Model Relationships between Variables
A statistical or econometric model measures statistical relationships in historic data, then forecasts changes based on estimated changes. Historic changes in household income could be statistically linked to levels of transit dependence and distance of job centers from low-income neighborhoods. A causal model sets an equation that defines the dependent variable, then forecasts changes in the variable as the inputs in the formula change. A balance sheet, for instance, shows how as one set of inputs change, the resulting balance changes. Transit expenditures by the state affects the amount of tax revenue generated by transit-dependent households and amount of assistance payments made to transit-dependent households.
Limitations of the Quantitative Analysis
The benefits of welfare reform are described in terms of matching participants with job openings, not in terms of expanding the economic pie (although the two are not mutually exclusive). In order to be consistent with the assumptions underlying the welfare reform, this study examines primarily the latter scenario. Before proceeding with the analysis, however, several potential limitations on this analysis must be noted. First, a number of "job gap" studies cast doubt on the proposition that entry-level jobs are not being filled. Second, questions have been raised regarding the ability of welfare reform measures to access the available jobs and link job seekers with employers. Third, the net effect of welfare reform on local wages and benefit levels is uncertain. Finally, the projections do not explicitly consider the transit limitations on linking jobs with job seekers.

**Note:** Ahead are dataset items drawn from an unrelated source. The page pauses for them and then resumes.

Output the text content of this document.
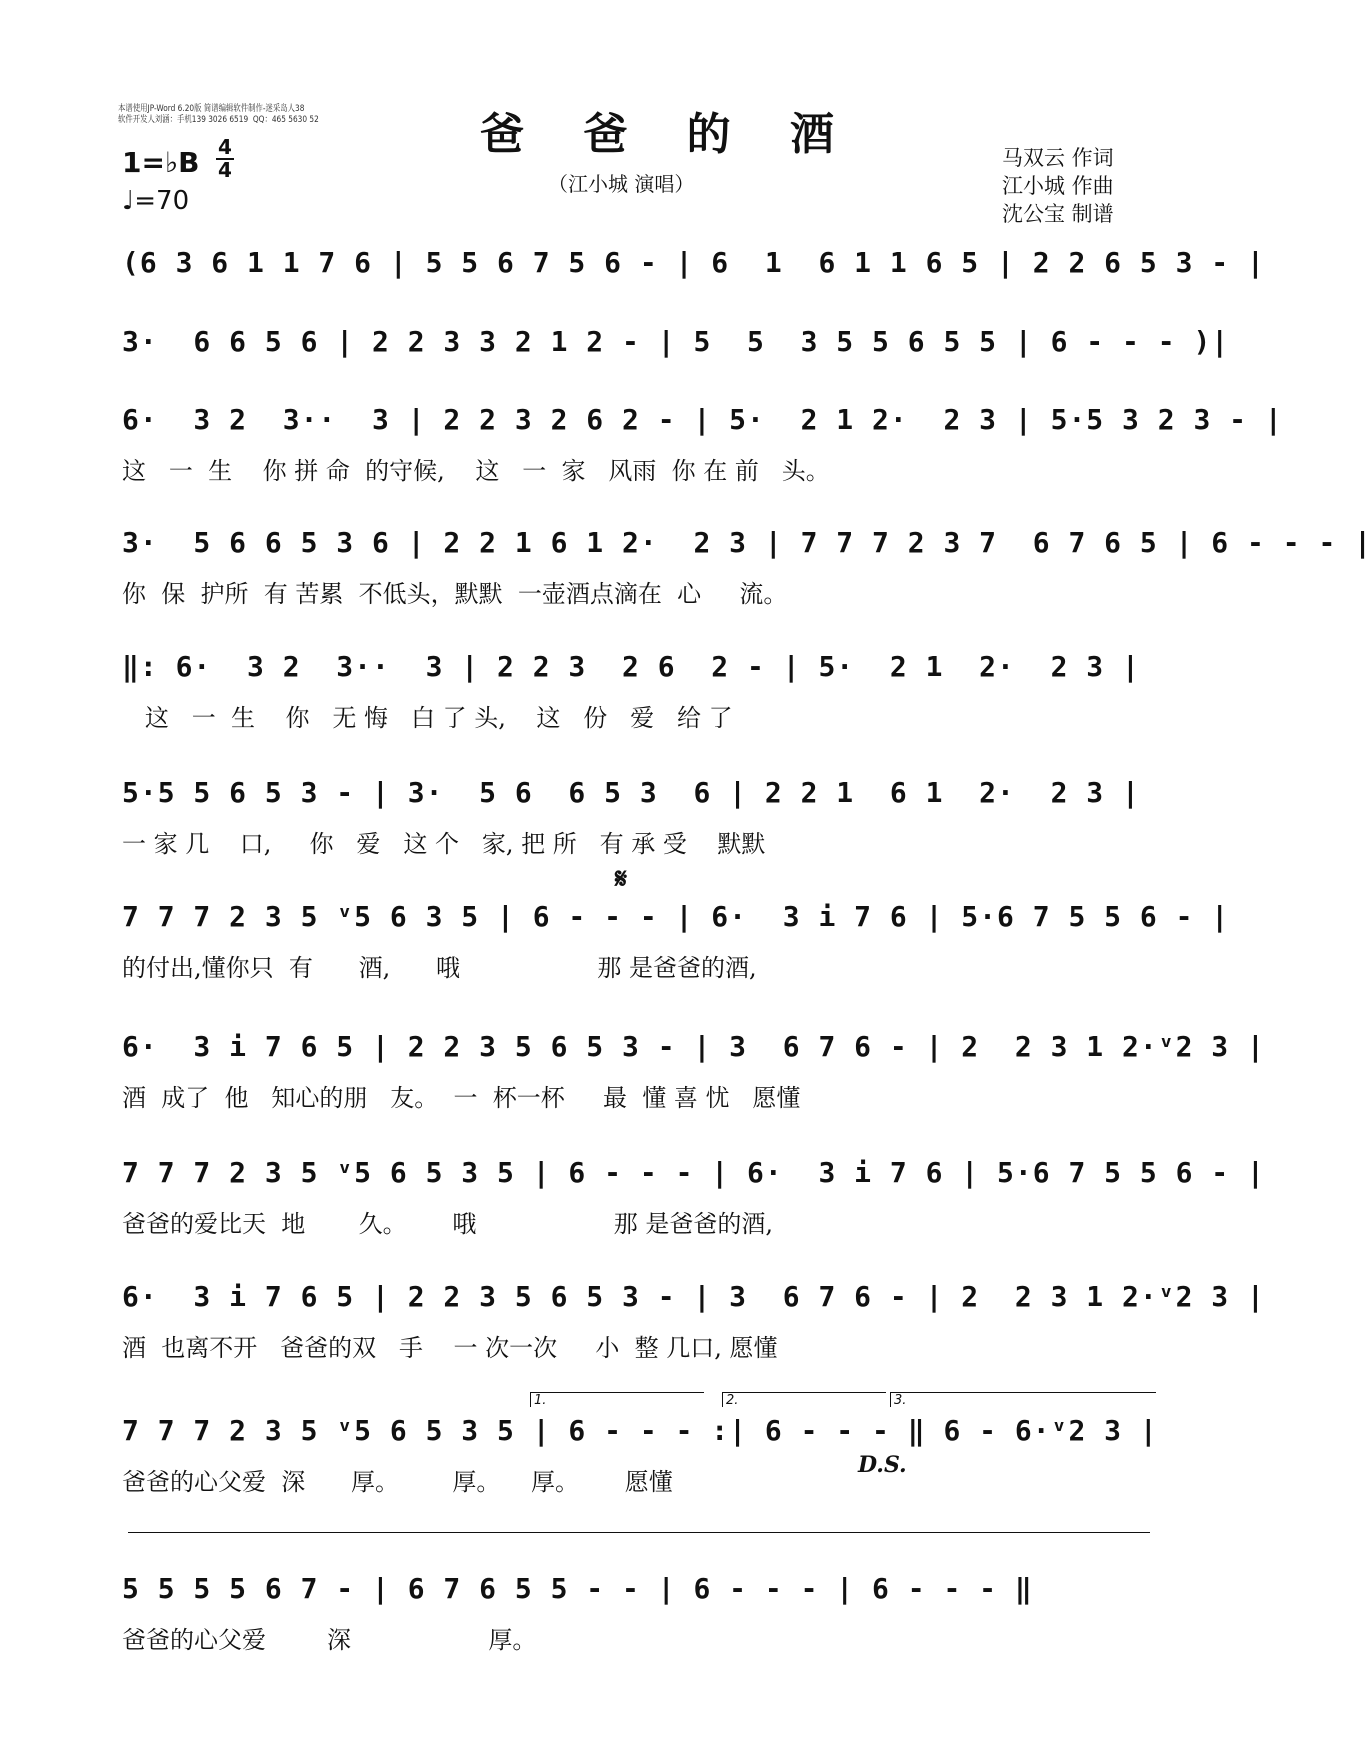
本谱使用JP-Word 6.20版 简谱编辑软件制作-迷采岛人38
软件开发人刘涵：手机139 3026 6519  QQ：465 5630 52	爸 爸 的 酒
（江小城 演唱）
马双云 作词
江小城 作曲
沈公宝 制谱
1=♭B 4
4
♩=70
(6 3 6 1 1 7 6 | 5 5 6 7 5 6 - | 6  1  6 1 1 6 5 | 2 2 6 5 3 - |
3·  6 6 5 6 | 2 2 3 3 2 1 2 - | 5  5  3 5 5 6 5 5 | 6 - - - )|
6·  3 2  3··  3 | 2 2 3 2 6 2 - | 5·  2 1 2·  2 3 | 5·5 3 2 3 - |
这   一  生    你 拼 命  的守候,    这   一  家   风雨  你 在 前   头。
3·  5 6 6 5 3 6 | 2 2 1 6 1 2·  2 3 | 7 7 7 2 3 7  6 7 6 5 | 6 - - - |
你  保  护所  有 苦累  不低头，默默  一壶酒点滴在  心     流。
‖: 6·  3 2  3··  3 | 2 2 3  2 6  2 - | 5·  2 1  2·  2 3 |
这   一  生    你   无 悔   白 了 头,    这   份   爱   给 了
5·5 5 6 5 3 - | 3·  5 6  6 5 3  6 | 2 2 1  6 1  2·  2 3 |
一 家 几    口,     你   爱   这 个   家, 把 所   有 承 受    默默
𝄋
7 7 7 2 3 5 ᵛ5 6 3 5 | 6 - - - | 6·  3 i 7 6 | 5·6 7 5 5 6 - |
的付出,懂你只  有      酒,      哦                  那 是爸爸的酒,
6·  3 i 7 6 5 | 2 2 3 5 6 5 3 - | 3  6 7 6 - | 2  2 3 1 2·ᵛ2 3 |
酒  成了  他   知心的朋   友。  一  杯一杯     最  懂 喜 忧   愿懂
7 7 7 2 3 5 ᵛ5 6 5 3 5 | 6 - - - | 6·  3 i 7 6 | 5·6 7 5 5 6 - |
爸爸的爱比天  地       久。      哦                  那 是爸爸的酒,
6·  3 i 7 6 5 | 2 2 3 5 6 5 3 - | 3  6 7 6 - | 2  2 3 1 2·ᵛ2 3 |
酒  也离不开   爸爸的双   手    一 次一次     小  整 几口, 愿懂
1.	2.	3.
7 7 7 2 3 5 ᵛ5 6 5 3 5 | 6 - - - :| 6 - - - ‖ 6 - 6·ᵛ2 3 |
爸爸的心父爱  深      厚。       厚。    厚。      愿懂
D.S.
5 5 5 5 6 7 - | 6 7 6 5 5 - - | 6 - - - | 6 - - - ‖
爸爸的心父爱        深                  厚。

This study focuses on the fourth of these limitations. The first three limitations address the underlying premises of welfare reform, and cannot be mitigated through transit measures. This study examines the changes in job placement and caseload costs if the transit system is not improved. In order to meet the job placement projections, the existing transit system must be supplemented, expanded, or extended. If the system is not improved, the number of subsidized placements will increase over projected levels, with commensurate increases in cost to the welfare system.